For context, VORP stands for value over replacement player, and DRC+ means deserved runs created plus, which measures all of a player's contributions at the plate. 

Yastrzemski was a serious NL MVP candidate in the first half of the season last year. He hit .297 with a .968 OPS and 10 homers in 54 games, finishing eighth in MVP voting. PECOTA projects him to hit .246 with a .783 OPS and a team-leading 23 home runs.


The Giants liked what they saw from La Stella so much last season with the A's and Los Angeles Angels, they signed him to a three-year contract. That's the longest in the Farhan Zaidi era. Between his two teams last season, La Stella hit .281 with an .819 OPS and five home runs in 55 games. He's projected to hit .273 with a .774 OPS and 15 homers, which would be the second-most in his career. 

It's good to remember projections usually fall on the more cautious side. But it's clear PECOTA believes Yastrzemski and La Stella will at least be solid players this season. 

Another good Gausman season

The Giants took a bit of a risk last offseason with Kevin Gausman when they signed the former top draft pick to a one-year, $9 million contract at the Winter Meetings. That paid off handsomely as Gausman clearly was the Giants' ace, and they re-signed him on the one-year, $18.9 million qualifying offer this offseason.

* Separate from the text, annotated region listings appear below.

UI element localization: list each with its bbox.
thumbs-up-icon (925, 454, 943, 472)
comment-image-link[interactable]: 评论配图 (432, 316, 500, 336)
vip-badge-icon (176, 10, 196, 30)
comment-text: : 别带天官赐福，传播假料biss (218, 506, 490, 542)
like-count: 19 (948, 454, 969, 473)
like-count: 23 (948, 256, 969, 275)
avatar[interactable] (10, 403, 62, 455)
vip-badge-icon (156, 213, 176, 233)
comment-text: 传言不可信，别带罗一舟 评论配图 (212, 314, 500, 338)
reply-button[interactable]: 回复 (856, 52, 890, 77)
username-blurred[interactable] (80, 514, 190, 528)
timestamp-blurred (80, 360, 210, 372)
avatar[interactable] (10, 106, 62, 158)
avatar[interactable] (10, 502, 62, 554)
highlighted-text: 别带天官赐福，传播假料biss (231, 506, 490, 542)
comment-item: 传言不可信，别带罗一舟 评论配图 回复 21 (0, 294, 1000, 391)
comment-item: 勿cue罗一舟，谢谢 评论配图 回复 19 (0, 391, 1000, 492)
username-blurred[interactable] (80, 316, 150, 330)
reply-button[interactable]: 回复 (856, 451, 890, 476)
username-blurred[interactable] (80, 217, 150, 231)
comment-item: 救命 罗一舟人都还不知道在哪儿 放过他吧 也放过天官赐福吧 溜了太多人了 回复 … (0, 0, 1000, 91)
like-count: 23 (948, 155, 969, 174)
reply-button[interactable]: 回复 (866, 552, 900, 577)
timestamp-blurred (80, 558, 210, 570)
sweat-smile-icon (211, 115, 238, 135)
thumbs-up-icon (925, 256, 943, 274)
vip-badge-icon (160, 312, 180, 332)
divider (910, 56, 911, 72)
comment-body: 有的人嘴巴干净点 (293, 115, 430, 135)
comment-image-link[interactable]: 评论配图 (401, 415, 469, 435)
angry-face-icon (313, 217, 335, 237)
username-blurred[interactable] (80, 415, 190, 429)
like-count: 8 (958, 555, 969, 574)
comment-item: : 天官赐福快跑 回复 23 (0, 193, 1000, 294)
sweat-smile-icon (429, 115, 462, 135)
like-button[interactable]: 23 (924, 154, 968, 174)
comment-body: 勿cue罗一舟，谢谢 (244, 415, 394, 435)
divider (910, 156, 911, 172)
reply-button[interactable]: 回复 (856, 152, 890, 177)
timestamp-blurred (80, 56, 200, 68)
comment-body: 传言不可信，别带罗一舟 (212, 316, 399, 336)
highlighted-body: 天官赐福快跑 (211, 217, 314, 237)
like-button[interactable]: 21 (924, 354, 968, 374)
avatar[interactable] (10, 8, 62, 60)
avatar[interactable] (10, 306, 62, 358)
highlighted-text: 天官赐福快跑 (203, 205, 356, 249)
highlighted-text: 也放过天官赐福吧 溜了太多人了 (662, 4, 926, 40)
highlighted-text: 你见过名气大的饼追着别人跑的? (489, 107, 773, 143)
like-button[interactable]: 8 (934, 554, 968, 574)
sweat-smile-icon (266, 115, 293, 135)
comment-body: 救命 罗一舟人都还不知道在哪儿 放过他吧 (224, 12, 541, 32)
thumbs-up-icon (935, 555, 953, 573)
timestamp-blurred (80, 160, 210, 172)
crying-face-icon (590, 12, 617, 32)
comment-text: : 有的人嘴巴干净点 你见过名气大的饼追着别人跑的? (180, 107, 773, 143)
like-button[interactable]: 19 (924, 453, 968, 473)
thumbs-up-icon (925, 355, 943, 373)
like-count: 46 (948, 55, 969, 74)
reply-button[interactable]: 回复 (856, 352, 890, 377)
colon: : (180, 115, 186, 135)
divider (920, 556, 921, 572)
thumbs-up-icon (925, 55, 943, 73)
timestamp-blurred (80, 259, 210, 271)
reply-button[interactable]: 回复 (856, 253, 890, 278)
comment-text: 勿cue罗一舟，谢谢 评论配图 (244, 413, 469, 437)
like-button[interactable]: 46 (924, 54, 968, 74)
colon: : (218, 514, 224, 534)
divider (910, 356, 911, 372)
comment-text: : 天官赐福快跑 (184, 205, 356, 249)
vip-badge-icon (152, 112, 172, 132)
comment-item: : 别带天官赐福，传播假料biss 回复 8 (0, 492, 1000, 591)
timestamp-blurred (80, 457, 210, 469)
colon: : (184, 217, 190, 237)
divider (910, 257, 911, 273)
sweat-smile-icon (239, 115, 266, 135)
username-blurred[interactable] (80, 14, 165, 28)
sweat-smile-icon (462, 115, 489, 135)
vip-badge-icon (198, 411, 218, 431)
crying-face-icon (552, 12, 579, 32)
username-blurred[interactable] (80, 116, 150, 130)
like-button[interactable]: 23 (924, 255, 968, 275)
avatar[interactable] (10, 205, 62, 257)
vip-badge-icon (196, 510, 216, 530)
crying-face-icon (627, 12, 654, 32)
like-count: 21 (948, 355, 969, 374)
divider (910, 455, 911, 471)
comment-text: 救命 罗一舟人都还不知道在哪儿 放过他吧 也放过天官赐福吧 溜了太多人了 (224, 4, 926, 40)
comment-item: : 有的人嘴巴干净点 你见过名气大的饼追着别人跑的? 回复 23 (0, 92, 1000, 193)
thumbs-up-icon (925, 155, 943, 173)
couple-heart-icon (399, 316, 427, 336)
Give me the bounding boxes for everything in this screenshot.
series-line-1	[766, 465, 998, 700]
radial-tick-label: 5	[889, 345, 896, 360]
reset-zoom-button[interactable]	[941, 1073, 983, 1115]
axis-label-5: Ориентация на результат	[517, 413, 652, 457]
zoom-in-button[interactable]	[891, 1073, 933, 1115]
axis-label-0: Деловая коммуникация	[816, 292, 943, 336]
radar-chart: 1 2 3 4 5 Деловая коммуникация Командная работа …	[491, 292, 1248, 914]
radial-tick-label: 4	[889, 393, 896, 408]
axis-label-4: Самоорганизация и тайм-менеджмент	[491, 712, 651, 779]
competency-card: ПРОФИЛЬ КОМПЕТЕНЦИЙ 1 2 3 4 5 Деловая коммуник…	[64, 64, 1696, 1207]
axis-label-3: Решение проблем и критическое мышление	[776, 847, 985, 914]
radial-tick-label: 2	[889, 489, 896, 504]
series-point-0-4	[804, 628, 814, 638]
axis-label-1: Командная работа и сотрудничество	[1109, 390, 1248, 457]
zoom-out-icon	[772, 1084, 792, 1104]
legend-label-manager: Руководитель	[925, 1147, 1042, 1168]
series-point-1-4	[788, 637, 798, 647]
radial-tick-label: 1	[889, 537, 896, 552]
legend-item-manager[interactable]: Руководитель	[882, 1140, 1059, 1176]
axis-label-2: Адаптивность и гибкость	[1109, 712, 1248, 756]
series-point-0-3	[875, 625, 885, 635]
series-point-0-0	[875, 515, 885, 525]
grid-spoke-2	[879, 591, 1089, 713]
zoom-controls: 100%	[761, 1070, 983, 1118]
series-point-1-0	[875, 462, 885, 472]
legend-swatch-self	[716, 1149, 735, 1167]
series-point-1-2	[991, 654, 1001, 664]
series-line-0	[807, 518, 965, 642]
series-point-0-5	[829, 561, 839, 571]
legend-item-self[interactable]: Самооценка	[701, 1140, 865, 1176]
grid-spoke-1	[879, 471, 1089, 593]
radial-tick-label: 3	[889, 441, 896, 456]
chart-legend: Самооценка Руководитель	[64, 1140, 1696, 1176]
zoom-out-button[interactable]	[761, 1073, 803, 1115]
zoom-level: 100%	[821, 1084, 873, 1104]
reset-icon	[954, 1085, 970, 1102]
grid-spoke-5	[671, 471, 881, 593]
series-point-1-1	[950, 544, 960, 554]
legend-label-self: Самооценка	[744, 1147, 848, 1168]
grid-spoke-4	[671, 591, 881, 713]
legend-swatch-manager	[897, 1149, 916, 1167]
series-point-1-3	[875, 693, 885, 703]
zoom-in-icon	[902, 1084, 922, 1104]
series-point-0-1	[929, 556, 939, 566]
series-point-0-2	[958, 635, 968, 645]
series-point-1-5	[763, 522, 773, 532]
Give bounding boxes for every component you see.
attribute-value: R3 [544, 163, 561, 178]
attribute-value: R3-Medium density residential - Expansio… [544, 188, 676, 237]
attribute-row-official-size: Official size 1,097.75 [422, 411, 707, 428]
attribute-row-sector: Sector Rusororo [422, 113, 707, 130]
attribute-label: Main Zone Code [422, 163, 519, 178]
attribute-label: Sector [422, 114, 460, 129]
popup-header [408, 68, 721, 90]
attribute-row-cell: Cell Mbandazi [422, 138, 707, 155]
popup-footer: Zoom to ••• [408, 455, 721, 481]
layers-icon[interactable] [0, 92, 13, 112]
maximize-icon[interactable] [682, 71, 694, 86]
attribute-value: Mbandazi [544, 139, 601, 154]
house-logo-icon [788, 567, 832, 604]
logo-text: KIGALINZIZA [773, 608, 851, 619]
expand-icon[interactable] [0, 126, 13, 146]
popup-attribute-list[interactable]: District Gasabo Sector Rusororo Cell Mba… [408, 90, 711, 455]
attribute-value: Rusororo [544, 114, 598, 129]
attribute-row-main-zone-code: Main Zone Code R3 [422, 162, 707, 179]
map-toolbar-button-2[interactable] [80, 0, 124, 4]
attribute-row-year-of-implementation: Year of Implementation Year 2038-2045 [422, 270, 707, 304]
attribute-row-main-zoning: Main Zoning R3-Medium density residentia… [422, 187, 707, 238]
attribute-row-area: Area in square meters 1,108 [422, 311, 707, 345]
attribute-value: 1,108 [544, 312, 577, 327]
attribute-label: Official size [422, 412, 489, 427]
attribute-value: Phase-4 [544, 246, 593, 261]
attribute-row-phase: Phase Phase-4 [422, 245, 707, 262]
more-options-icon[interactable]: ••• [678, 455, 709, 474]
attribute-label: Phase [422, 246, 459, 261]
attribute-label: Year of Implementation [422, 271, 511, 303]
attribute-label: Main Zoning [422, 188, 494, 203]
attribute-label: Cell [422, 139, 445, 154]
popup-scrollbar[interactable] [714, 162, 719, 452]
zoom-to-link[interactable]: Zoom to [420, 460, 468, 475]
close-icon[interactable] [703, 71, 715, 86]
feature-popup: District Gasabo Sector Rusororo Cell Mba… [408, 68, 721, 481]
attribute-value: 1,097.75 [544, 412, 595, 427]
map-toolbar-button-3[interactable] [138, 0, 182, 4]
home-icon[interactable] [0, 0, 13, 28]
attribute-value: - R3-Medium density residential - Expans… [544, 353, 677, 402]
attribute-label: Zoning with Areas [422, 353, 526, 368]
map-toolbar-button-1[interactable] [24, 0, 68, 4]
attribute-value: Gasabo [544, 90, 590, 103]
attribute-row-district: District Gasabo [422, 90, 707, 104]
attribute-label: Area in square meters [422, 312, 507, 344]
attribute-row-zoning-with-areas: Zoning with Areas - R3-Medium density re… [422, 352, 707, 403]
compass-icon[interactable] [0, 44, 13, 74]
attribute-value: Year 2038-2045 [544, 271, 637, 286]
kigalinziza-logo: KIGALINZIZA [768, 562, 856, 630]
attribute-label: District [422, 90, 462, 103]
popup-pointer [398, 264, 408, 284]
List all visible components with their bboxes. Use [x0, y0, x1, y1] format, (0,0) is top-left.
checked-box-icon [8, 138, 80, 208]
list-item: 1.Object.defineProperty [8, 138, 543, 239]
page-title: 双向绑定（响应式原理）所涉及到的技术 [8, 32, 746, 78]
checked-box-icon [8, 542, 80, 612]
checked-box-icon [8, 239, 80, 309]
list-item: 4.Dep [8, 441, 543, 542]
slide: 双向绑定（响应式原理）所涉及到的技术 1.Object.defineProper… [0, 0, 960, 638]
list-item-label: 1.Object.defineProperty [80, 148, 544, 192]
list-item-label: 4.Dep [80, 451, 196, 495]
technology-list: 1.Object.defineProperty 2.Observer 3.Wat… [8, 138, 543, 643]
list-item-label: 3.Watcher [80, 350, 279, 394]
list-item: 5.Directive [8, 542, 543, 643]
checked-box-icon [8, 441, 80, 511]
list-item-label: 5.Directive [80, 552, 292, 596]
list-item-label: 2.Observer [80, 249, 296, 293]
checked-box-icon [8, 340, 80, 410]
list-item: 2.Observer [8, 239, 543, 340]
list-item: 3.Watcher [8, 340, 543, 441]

PECOTA likes Gausman's chances to put together another solid season in San Francisco. He's projected to go 10-8 with a 3.39 ERA (down from 3.62) and have 169 strikeouts in 149 innings pitched. That would put him at 10.2 strikeouts per nine innings, the second-best of his career behind only last season. 

Gausman also is projected to lead all Giants pitchers in WARP with 2.5. He was worth 1.7 last year. His 2.5 WARP is projected to be 0.6 points higher than the next-best Giants pitcher -- Alex Wood with 1.9. 

RELATED: Why La Stella wanted sign with Giants, join 'unique group'

Who's the closer? 

Gabe Kapler has a big decision to make regarding his bullpen. Who will the closer be? PECOTA doesn't exactly know either. 

Reyes Moronta and Tyler Rogers are projected to record 16 saves each, with Matt Wisler earning three as well. The Giants had five pitchers record a save last season, including three from Rogers. Kapler likes Rogers' funky arm slot and ability to pitch in different situations, but Moronta feels like the ideal candidate here. 

Kapler said in December last year that the Giants are challenging Moronta to earn the closer role this spring. Moronta has a traditional closer profile with an upper-90s fastball and strong slider, but spent last season rehabbing from a shoulder injury. In 2019, he had a 2.86 ERA and struck out 70 batters in 56 2/3 innings. He has a 2.66 ERA in three big league seasons, and has struck out 11.2 batters per nine innings. 

Look for Moronta to take control here, but it's clear the Giants still have a big question mark when it comes to their closer.